Михаил Аверьянович натянул вожжи:
– Тпру, старая. Отдохни.
Лошадь остановилась с очевидным удовольствием и, струною натягивая чересседельник, склонилась длинной мордой к меже, где рос высокий, широколистый степной пырей.
Сваты, не сговариваясь, повернули головы в сторону оставшегося далеко внизу села. Утренний туман рассеялся, очертания Савкина Затона выступили отчётливо. Старики повлажневшими глазами всматривались в село, узнавали и не узнавали Савкин Затон. Церквей уже не было – и оттого сватам немного стало грустно. Правда, на месте православной церкви стояла большая новая школа – её многочисленные окна светились и как бы издали улыбались кому-то желанному. За каких-нибудь пятнадцать – двадцать лет селение оделось в зелёный наряд садов. Сады тянулись по обоим берегам Игрицы, Грачевой речки и Ерика, по кромке Больших и Малых лугов, кое-где уже зацепились за Конопляник, густым тёмно-зелёным венком окружали Вишнёвый омут. Они весело вступили в самое село, зашумели, заиграли листвою чуть ли не возле каждого подворья. Вишни, яблони, сливы, малина, смородина, крыжовник росли почти у каждого на задах, во дворе, в палисаднике, а на хуторе и Поливановке, в низине, выбегали из тесных палисадников прямо на улицу, табунились там на «ничьей земле». Майскими ночами селение тонуло в птичьем гомоне. Воробьиное чириканье, некогда поглощавшее по утрам едва ли не – все остальные звуки, теперь начисто заглушалось соловьиными руладами.
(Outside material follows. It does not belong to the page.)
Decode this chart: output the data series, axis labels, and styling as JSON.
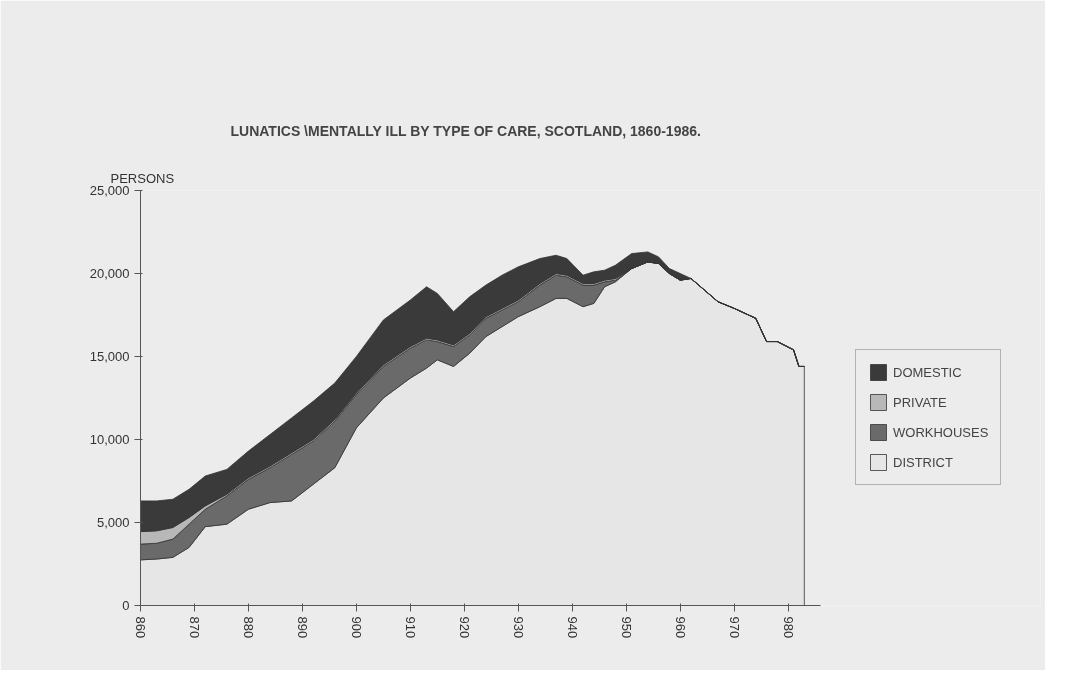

– А всё ты, сват! По твоему почину началось, – с несвойственной ему теплотой и даже нежностью промолвил Илья Спиридонович. – Доброе семя кинул ты в нашу затонскую землицу, – и, усмехнувшись в русую, обсекшуюся, короткую бородёнку, прибавил: – Вот только с девчатами сладу нету. Бывало, как смеркнется, а они – уж вот они, дома, бегут спать. А ноне до третьих кочетов не дождёшься. В саду-то и поутру тень, есть где схорониться по молодому делу от чужого глазу. А чужой глаз что алмаз: стекло режет. Так-то!
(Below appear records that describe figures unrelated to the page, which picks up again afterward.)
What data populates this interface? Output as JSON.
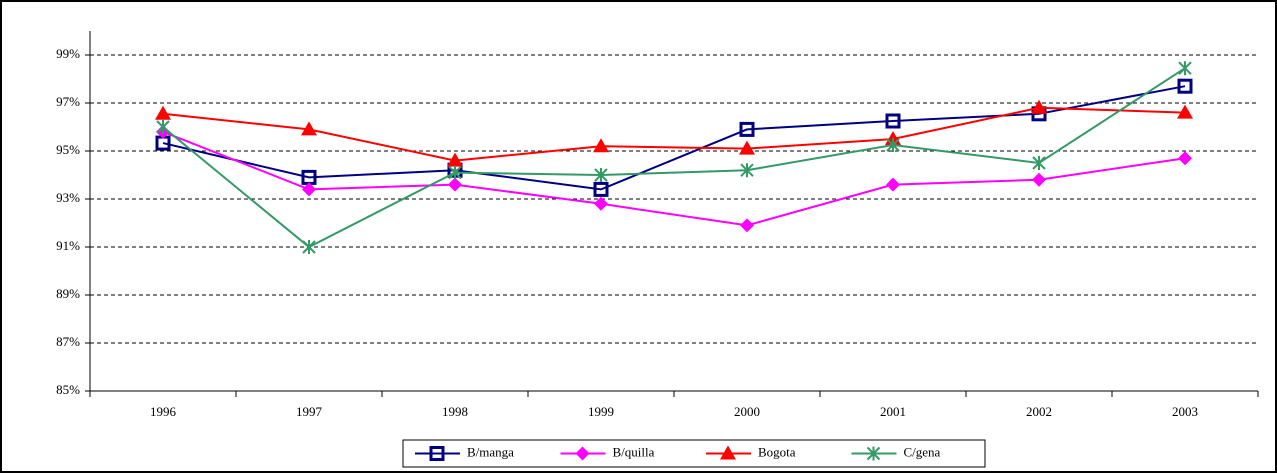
{
  "chart_data": {
    "type": "line",
    "categories": [
      "1996",
      "1997",
      "1998",
      "1999",
      "2000",
      "2001",
      "2002",
      "2003"
    ],
    "series": [
      {
        "name": "B/manga",
        "color": "#000080",
        "marker": "square",
        "values": [
          95.33,
          93.9,
          94.2,
          93.4,
          95.9,
          96.25,
          96.55,
          97.7
        ]
      },
      {
        "name": "B/quilla",
        "color": "#ff00ff",
        "marker": "diamond",
        "values": [
          95.8,
          93.4,
          93.6,
          92.8,
          91.9,
          93.6,
          93.8,
          94.7
        ]
      },
      {
        "name": "Bogota",
        "color": "#ff0000",
        "marker": "triangle",
        "values": [
          96.55,
          95.9,
          94.6,
          95.2,
          95.1,
          95.5,
          96.8,
          96.6
        ]
      },
      {
        "name": "C/gena",
        "color": "#339966",
        "marker": "asterisk",
        "values": [
          96.0,
          91.0,
          94.1,
          94.0,
          94.2,
          95.25,
          94.5,
          98.45
        ]
      }
    ],
    "ylim": [
      85,
      100
    ],
    "yticks": [
      {
        "value": 85,
        "label": "85%"
      },
      {
        "value": 87,
        "label": "87%"
      },
      {
        "value": 89,
        "label": "89%"
      },
      {
        "value": 91,
        "label": "91%"
      },
      {
        "value": 93,
        "label": "93%"
      },
      {
        "value": 95,
        "label": "95%"
      },
      {
        "value": 97,
        "label": "97%"
      },
      {
        "value": 99,
        "label": "99%"
      }
    ],
    "grid": true,
    "legend": "bottom"
  }
}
Михаил Аверьянович молчал. Внешне он ничем не выказывал своего волнения. Только глаза его расширились, и из них лился ровный тихий свет. В глазах этих временами возникали, сменялись отражения то редких облаков, проплывавших над горизонтом, то макушек деревьев, то голубой ленты Игрицы, местами выбегавшей на простор, то бойко катившейся с горы полуторки с полным кузовом зёрна. И Илье Спиридоновичу, долго смотревшему в лицо свата, внезапно подумалось, что целый мир может уместиться в этих умных, спокойно светящихся глазах.
– Поехали, сват, – торопливо подбирая вожжи и как бы чего-то устыдившись, сказал Михаил Аверьянович.
Но они, словно по инерции, продолжали любоваться открывшейся перед ними нарядной панорамой большого села.